Only use compatible Gel Nail Polish and Gel Nail Lamps
Our Gel Nail Polish and UV/LED Nail Lamp are designed to be totally compatible, with our UV/LED Lamp curing our Gel Nail Polish within a specific wavelength. Though we use a reasonably generic curing wavelength, we do advise against using different polishes with our lamps, or different lamps with our polish as they may not be compatible.
Use Gelous Base Coat, Gelous Colour Coat, then Gelous Top Coat, curing each coat with the Gelous UV/LED Gel Nail Lamp If you skip the Base Coat or Top Coat, or try to dry without the Gel Nail Lamp your manicure or pedicure will not be effective and could even cause serious damage to your hands or nails.
Other ways to keep your nails and hands healthy and safe before, during, and after gel manicures
- Apply Cuticle Oil and a Hydrating Hand Cream regularly to keep your hands nourished.
- Dispose of Gelous Orangewood Cuticle Sticks after use. These cannot be disinfected, so it is unhygienic to use them multiple times.
- Replace your Gelous Nail File approximately every three months if you’re a regular user. Keeping it any longer can lead to nail damage (as the buffing plates wear down) and a build-up of bacteria.
- Carefully read our Application & Removal Guide before use.
- Remove your Gel Nail Polish according to our Application & Removal Guide. Avoid picking at your Gel Nail Polish, as you will inevitably peel away part of your natural nail, leaving it thin and weak.
- Avoid getting back-to-back gel manicures.
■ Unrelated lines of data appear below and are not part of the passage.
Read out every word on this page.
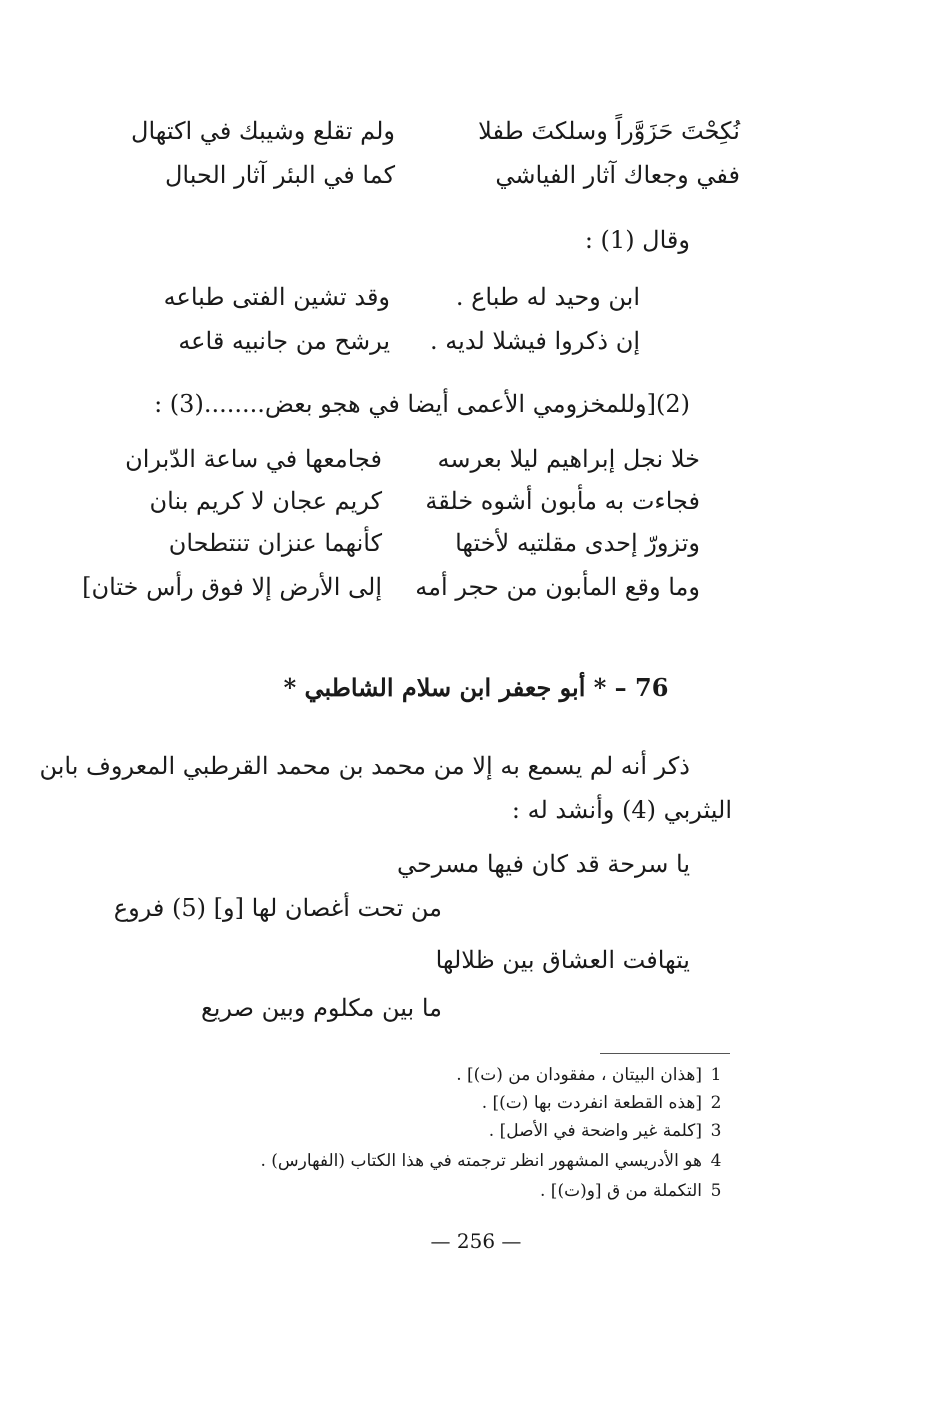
نُكِحْتَ حَزَوَّراً وسلكتَ طفلا
ولم تقلع وشيبك في اكتهال
ففي وجعاك آثار الفياشي
كما في البئر آثار الحبال
وقال (1) :
ابن وحيد له طباع .
وقد تشين الفتى طباعه
إن ذكروا فيشلا لديه .
يرشح من جانبيه قاعه
(2)[وللمخزومي الأعمى أيضا في هجو بعض........(3) :
خلا نجل إبراهيم ليلا بعرسه
فجامعها في ساعة الدّبران
فجاءت به مأبون أشوه خلقة
كريم عجان لا كريم بنان
وتزورّ إحدى مقلتيه لأختها
كأنهما عنزان تنتطحان
وما وقع المأبون من حجر أمه
إلى الأرض إلا فوق رأس ختان]
76 – * أبو جعفر ابن سلام الشاطبي *
ذكر أنه لم يسمع به إلا من محمد بن محمد القرطبي المعروف بابن
اليثربي (4) وأنشد له :
يا سرحة قد كان فيها مسرحي
من تحت أغصان لها [و] (5) فروع
يتهافت العشاق بين ظلالها
ما بين مكلوم وبين صريع
1[هذان البيتان ، مفقودان من (ت)] .
2[هذه القطعة انفردت بها (ت)] .
3[كلمة غير واضحة في الأصل] .
4هو الأدريسي المشهور انظر ترجمته في هذا الكتاب (الفهارس) .
5التكملة من ق [و(ت)] .
— 256 —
This break will allow your nails to rehydrate and repair. We recommend a break of at least 1-2 weeks.
- Be careful to not over-file the nail plate, as it may cause sensitivity.
- Avoid touching your skin with Gel Nail Polish and if you do, make sure to wipe off immediately before curing. Curing Gel Nail Polish on your skin can cause mild to serious irritation.
- Do not use if you have extremely short nails or if your nails are in poor condition (thin, dry or split). We recommend using Cuticle Oil, ORLY Hydrating Creme and ORLY Nail Defence until your nails are in a better condition for a gel manicure.